Parquet can do a lot of potentially useful things in terms of data partitioning, streaming, metadata, and optimized I/O that we don't currently take advantage of, but would like to in the future.
The fact that we use pandas.DataFrame as the in-memory type that corresponds to a Parquet file on disk is a blocker for some of these, and a hindrance for others, because pandas can't do some of these things - for example, one can't attach the same kind of metadata to pandas.DataFrame that one could attach to a Parquet file on disk.
There simply are no good in-memory table libraries that can do everything we'd like as well as we'd like, but pyarrow.Table does a very good job of fully supporting Parquet, and of the major contenders it's the one whose internal data structure maps most naturally to Parquet. The Arrow docs themselves say:
Parquet is not a “runtime in-memory format”; in general, file formats almost always have to be deserialized into some in-memory data structure for processing. We intend for Arrow to be that in-memory data structure.
In fact, our implementation for Parquet persistence of DataFrames already works by converting the DataFrame to/from a pyarrow.Table.

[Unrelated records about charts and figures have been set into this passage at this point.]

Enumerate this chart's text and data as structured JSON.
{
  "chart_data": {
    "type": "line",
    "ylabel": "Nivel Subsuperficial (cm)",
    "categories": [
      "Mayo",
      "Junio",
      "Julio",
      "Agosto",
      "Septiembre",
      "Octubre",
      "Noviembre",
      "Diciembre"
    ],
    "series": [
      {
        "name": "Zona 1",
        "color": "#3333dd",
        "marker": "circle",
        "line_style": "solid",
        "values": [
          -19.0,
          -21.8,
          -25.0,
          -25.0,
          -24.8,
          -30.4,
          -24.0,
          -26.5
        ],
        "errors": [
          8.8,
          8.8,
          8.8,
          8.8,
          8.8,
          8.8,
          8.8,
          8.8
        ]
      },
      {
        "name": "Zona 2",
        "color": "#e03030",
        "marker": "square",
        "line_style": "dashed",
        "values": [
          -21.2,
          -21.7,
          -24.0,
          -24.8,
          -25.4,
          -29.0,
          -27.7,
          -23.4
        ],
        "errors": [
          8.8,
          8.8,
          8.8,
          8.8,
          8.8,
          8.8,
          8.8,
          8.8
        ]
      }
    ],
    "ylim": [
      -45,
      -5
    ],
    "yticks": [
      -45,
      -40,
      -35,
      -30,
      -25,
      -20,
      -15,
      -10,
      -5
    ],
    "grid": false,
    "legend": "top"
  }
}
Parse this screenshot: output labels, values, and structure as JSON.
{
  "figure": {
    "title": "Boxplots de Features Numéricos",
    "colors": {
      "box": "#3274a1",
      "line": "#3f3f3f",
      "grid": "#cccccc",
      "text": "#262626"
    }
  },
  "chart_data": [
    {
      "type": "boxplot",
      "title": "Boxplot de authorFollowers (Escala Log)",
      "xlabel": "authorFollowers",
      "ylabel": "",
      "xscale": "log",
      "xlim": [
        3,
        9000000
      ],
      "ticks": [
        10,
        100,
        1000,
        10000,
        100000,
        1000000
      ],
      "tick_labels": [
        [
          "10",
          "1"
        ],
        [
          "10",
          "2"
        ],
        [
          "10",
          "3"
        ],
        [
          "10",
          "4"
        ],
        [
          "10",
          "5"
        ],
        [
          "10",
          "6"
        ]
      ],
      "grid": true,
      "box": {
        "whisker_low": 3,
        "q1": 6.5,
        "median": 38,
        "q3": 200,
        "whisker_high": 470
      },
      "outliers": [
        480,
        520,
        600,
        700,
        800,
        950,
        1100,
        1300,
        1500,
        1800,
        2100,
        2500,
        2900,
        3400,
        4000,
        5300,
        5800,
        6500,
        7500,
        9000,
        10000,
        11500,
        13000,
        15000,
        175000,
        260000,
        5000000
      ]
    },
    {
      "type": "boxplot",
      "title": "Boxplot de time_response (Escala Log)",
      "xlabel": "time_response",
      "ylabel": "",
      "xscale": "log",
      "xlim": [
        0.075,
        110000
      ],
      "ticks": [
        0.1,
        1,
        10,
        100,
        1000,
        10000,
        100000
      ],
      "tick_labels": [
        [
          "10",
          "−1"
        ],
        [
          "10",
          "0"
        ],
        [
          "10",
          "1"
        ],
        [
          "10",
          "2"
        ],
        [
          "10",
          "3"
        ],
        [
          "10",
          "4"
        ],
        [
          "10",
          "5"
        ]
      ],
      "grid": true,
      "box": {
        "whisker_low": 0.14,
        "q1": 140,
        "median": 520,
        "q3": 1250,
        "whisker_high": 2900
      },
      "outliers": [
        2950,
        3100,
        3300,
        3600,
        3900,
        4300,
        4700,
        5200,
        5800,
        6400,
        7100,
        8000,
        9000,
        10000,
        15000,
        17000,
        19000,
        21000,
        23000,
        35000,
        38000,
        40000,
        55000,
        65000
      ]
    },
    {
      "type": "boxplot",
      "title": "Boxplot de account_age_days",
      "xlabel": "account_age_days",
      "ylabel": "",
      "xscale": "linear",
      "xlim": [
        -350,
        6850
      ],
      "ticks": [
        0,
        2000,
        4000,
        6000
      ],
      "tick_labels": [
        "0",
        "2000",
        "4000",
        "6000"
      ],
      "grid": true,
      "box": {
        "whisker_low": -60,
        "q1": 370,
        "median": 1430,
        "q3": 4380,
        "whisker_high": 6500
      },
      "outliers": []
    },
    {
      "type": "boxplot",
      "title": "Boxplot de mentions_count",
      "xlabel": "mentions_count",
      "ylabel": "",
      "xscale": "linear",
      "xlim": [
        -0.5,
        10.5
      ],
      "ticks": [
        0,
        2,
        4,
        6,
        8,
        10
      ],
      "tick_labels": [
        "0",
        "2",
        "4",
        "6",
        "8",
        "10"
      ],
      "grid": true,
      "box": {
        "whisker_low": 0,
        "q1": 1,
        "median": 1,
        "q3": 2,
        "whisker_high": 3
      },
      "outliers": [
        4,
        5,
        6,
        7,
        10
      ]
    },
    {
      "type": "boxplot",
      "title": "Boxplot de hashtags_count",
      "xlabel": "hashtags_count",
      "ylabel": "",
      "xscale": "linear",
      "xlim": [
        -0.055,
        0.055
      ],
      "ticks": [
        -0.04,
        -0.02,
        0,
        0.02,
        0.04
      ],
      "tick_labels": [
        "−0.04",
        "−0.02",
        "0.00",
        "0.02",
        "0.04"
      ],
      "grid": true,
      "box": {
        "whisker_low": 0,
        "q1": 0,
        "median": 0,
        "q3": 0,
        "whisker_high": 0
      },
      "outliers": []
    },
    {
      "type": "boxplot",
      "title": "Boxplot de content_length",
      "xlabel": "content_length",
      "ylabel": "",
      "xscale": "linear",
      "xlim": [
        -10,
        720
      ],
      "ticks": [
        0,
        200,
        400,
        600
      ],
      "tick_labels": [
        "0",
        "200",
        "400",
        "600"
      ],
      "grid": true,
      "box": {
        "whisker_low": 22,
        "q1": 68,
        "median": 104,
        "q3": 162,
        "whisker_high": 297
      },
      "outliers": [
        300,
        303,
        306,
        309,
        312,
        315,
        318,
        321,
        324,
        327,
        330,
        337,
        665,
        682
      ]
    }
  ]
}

This RFC proposes that we move that conversion out of the Butler formatter, and instead make it the responsibility of application code to either use the pyarrow.Table object directly or convert it to/from something else (often a DataFrame).
Specifically, this would involve introducing a new butler "Table" storage class, and just as with the PropertySet -> TaskMetadata conversion we'd define converters between the "Table" storage class and the existing "DataFrame" storage class. When particular PipelineTasks that use DataFrame datasets are migrated as proposed by this RFC, they would update both their code and their connection definition at the same time, ensuring that they get the type the expect regardless of how the dataset type was originally registered.
That isn't quite enough, because for dataset types already registered with "DataFrame", we'll end up round-tripping through pandas even when a pyarrow table is expected, defeating much of the purpose of the RFC. So we will eventually also need to either:
- migrate data repositories as well, by replacing all DataFrame datasets with Table datasets;
- define new Table dataset types to replace all existing DataFrame dataset types.
I think the latter is probably a better approach - it greatly reduces the chances of different data repositories having different dataset type definitions. But I think it's an advantage of this proposal that we don't need to do either immediately; we can migrate tasks and pipelines incrementally, and hopefully finish the project before taking full advantage of Arrow->Parquet functionality becomes critical.